Letter: Giving Voice to Those Who Had Been Silent

Updated: Dec 22, 2017



To the editor:


Let us walk Thursday with megaphones funnelling the invisible cries and muffles of the silenced — women who remain in precariously difficult to identify psychologically violent relations. And the invisible victims — children who witness the abuse. ["Walk a Mile in Her Shoes," benefiting the Elizabeth Freeman Center, will be held during Third Thursday tomorrow in Pittsfield.]

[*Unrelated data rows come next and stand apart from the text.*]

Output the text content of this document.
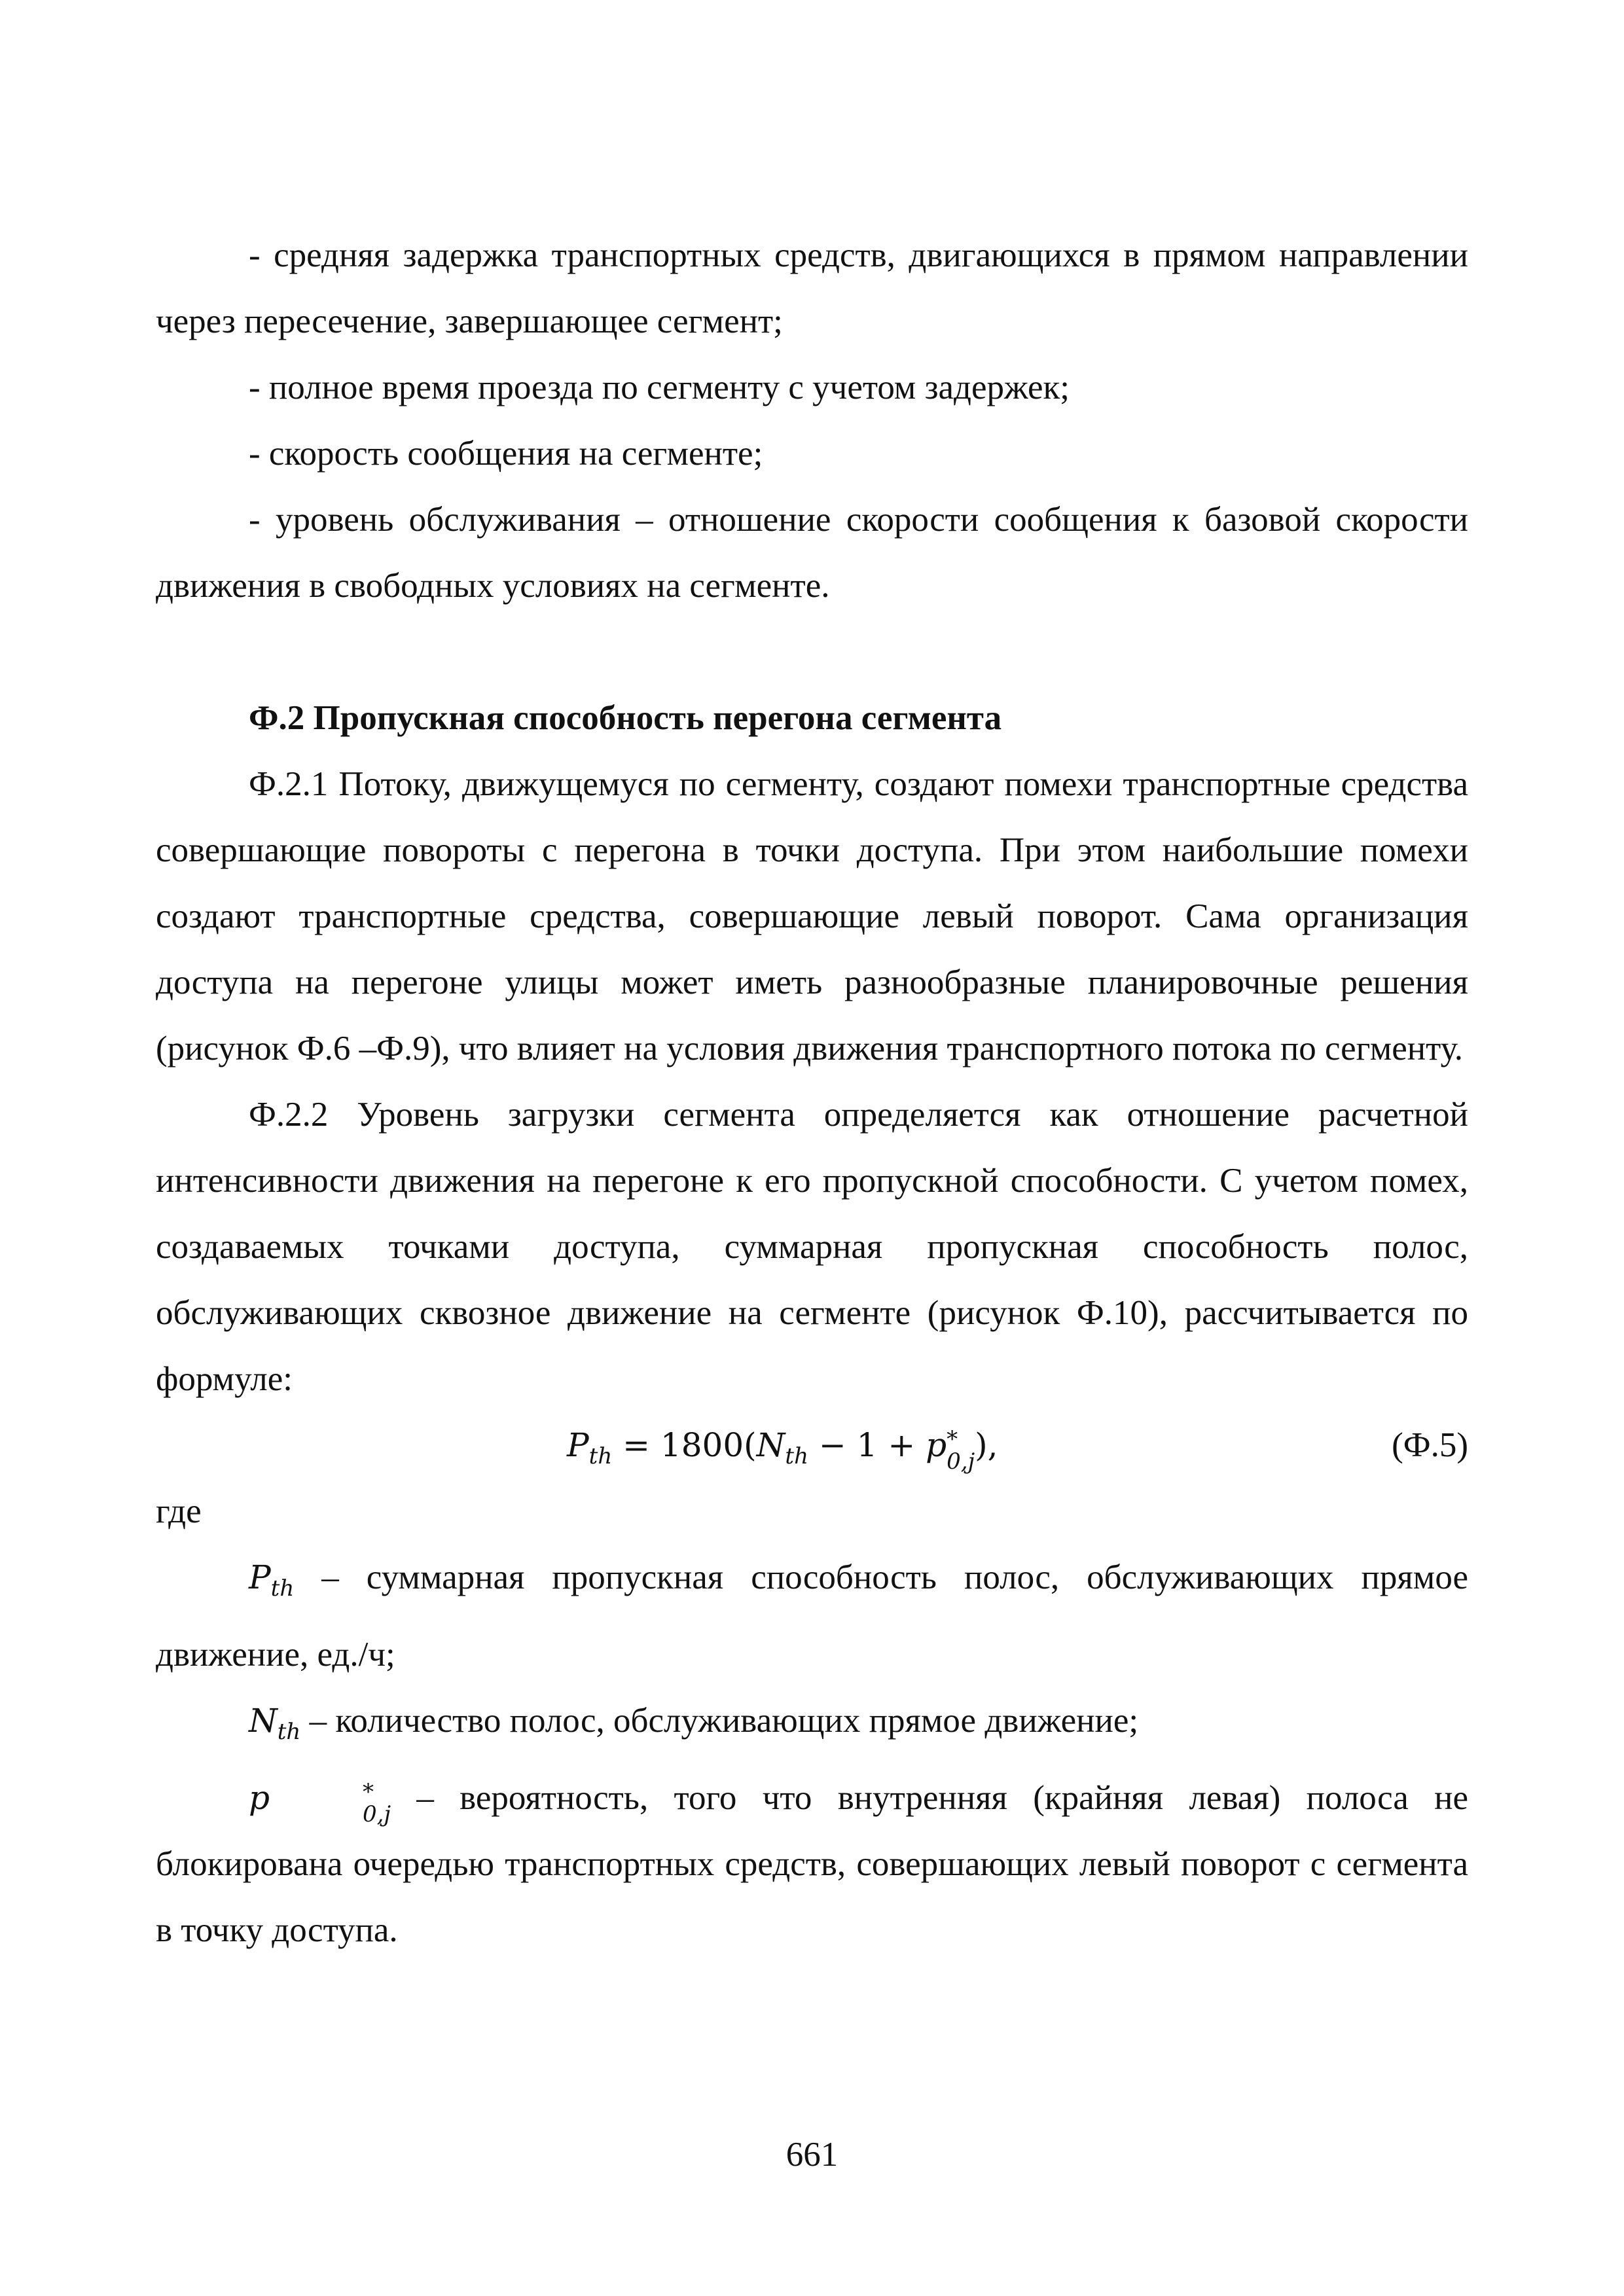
- средняя задержка транспортных средств, двигающихся в прямом направлении через пересечение, завершающее сегмент;

- полное время проезда по сегменту с учетом задержек;

- скорость сообщения на сегменте;

- уровень обслуживания – отношение скорости сообщения к базовой скорости движения в свободных условиях на сегменте.

Ф.2 Пропускная способность перегона сегмента

Ф.2.1 Потоку, движущемуся по сегменту, создают помехи транспортные средства совершающие повороты с перегона в точки доступа. При этом наибольшие помехи создают транспортные средства, совершающие левый поворот. Сама организация доступа на перегоне улицы может иметь разнообразные планировочные решения (рисунок Ф.6 –Ф.9), что влияет на условия движения транспортного потока по сегменту.

Ф.2.2 Уровень загрузки сегмента определяется как отношение расчетной интенсивности движения на перегоне к его пропускной способности. С учетом помех, создаваемых точками доступа, суммарная пропускная способность полос, обслуживающих сквозное движение на сегменте (рисунок Ф.10), рассчитывается по формуле:

$P_{th} = 1800(N_{th} - 1 + p$ *
0,j ),	(Ф.5)

где

$P_{th}$ – суммарная пропускная способность полос, обслуживающих прямое движение, ед./ч;

$N_{th}$ – количество полос, обслуживающих прямое движение;

p	*
0,j – вероятность, того что внутренняя (крайняя левая) полоса не блокирована очередью транспортных средств, совершающих левый поворот с сегмента в точку доступа.

661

Studies confirm that a disproportionate number of children witnessing abuse are also directly maltreated. Research finally focuses on child maltreatment (neglect, emotional, physical) in conjunction with spousal violence. Childhood exposure to maltreatment perpetuates itself, predicting adult revictimization. The terror, the self-blame, the unpredictability, and the betrayal of childhood trauma are key for clinicians deconstructing adult reenactment and revictimization.

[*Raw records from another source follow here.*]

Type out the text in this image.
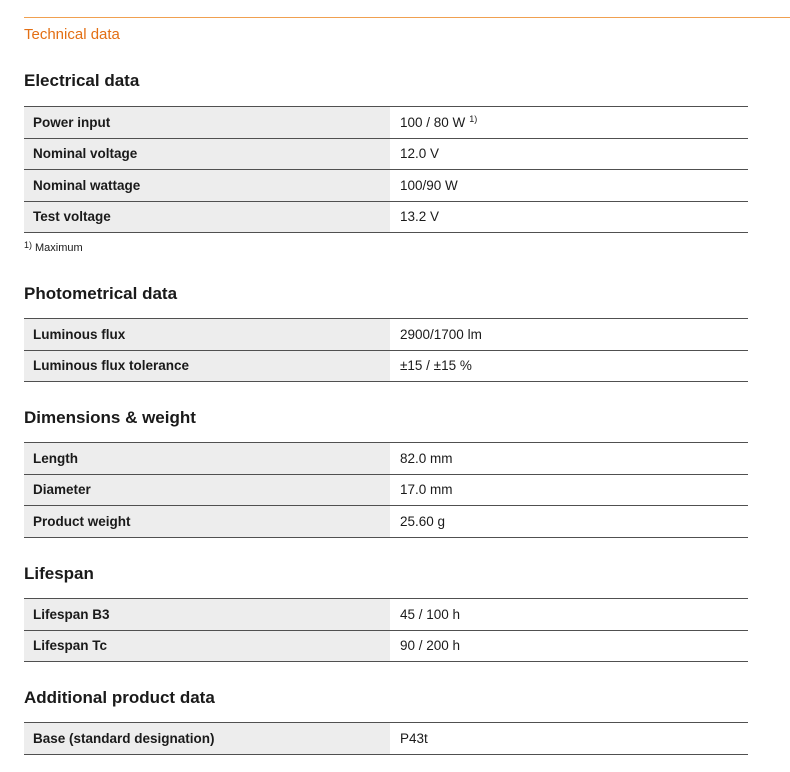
Technical data
Electrical data
Power input	100 / 80 W $^{1)}$
Nominal voltage	12.0 V
Nominal wattage	100/90 W
Test voltage	13.2 V
$^{1)}$ Maximum
Photometrical data
Luminous flux	2900/1700 lm
Luminous flux tolerance	±15 / ±15 %
Dimensions & weight
Length	82.0 mm
Diameter	17.0 mm
Product weight	25.60 g
Lifespan
Lifespan B3	45 / 100 h
Lifespan Tc	90 / 200 h
Additional product data
Base (standard designation)	P43t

Those who seek shelter, or come forward, represent a small subset of domestic violence survivors, predominantly leaving their batterers because of severe physical abuse. Early research targeted physical violence alone in an effort to help women through legal channels.


Recent research shows the devastating impact of more insidious, escalating, chronic psychological abuse, a multi-factored type of violence that can be classified along a continuum of behaviors (dominance, restriction, isolation, intimidation, and denigration). Psychological abuse is known to escalate into, and coincide with, physical assault.


Psychological abuse emerged as critical to self-esteem deficits, depression and tendency to internalize blame, a dynamic associated with repeated victimization and trauma in our research. In our study of women and children in shelters, enduring and trenchant psychological forms of violence took precedence beyond physical abuse on PTSD symptoms.


Yes we are out there walking and debunking stereotypes, a far cry from early focus on the individual traits of battered women. We are using social-learning paradigms and talking about educating our kids to break inter-generational cycles of violence. We are advocating for structural interventions to break cultural and gender constraints on leave-taking with child witnesses towards safety. But where are these survivors and their young? Isolated on the ledge of a continuum of dominance, of mind control?


Bring their stories forth on the 15th. Hear the perilous sounds of self-silencing.


Carla Lewis-Ruig, Lenox A recent member of the Berkshire community, the writer was previously vice president of Research for Women In Need Inc. and chief of research for the Urban Resource Institute in NYC.